La regla es clara y depende de la posición del vehículo. Quienes circulen por el carril izquierdo deben acercarse lo máximo posible a la mediana. Los que vayan por el carril derecho o por un carril central, si existe, deben desplazarse hacia su derecha. De esta forma se genera una franja central de varios metros por la que los servicios de emergencia pueden avanzar con fluidez.
La obligación se activa en cualquier situación de tráfico completamente detenido o que avance a paso de peatón. No es necesario esperar a escuchar las sirenas para comenzar la maniobra. La recomendación oficial es anticiparse en cuanto se detecta la retención, siempre sin realizar frenazos ni movimientos bruscos que puedan provocar accidentes.
Aunque la norma no detalla expresamente la sanción, el Ministerio del Interior ha indicado que no realizar esta maniobra se considerará una infracción grave. Esto podría traducirse en multas de hasta 200 euros. Para facilitar la adaptación, la DGT lanzará en septiembre una campaña informativa y, a finales de año, activará avisos a través de la plataforma DGT 3.0 que geolocalizarán los vehículos de emergencia y alertarán a los conductores cercanos.

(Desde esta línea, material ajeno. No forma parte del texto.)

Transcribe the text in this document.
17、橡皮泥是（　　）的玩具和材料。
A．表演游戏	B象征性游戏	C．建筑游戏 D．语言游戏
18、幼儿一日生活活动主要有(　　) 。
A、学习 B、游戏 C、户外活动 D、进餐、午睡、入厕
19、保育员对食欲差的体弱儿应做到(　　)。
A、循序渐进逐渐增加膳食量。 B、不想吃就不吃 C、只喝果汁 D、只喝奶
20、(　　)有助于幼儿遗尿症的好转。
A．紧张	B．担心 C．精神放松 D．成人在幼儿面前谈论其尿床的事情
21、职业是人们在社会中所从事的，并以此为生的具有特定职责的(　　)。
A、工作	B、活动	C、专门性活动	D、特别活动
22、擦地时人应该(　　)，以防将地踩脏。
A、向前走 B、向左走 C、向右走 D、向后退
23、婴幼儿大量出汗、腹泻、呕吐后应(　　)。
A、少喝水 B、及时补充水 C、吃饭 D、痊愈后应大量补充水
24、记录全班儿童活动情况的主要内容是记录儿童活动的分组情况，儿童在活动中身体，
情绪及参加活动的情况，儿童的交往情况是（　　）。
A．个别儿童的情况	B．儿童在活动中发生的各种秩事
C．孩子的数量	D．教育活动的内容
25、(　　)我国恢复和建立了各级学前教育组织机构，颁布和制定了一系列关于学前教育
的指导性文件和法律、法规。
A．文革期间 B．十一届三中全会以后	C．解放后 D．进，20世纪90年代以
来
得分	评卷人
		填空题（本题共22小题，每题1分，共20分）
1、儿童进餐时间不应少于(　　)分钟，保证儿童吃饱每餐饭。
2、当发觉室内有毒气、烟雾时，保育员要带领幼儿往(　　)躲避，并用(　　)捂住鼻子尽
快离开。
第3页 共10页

Esta medida no es nueva en Europa. En Alemania se aplica desde hace más de cuatro décadas y los conductores la realizan de forma casi automática. Fórmulas similares ya están vigentes también en Austria y Francia. El principal reto en España será que los conductores se acostumbren a dejar el espacio libre y eviten la tentación de utilizarlo para adelantar en la retención.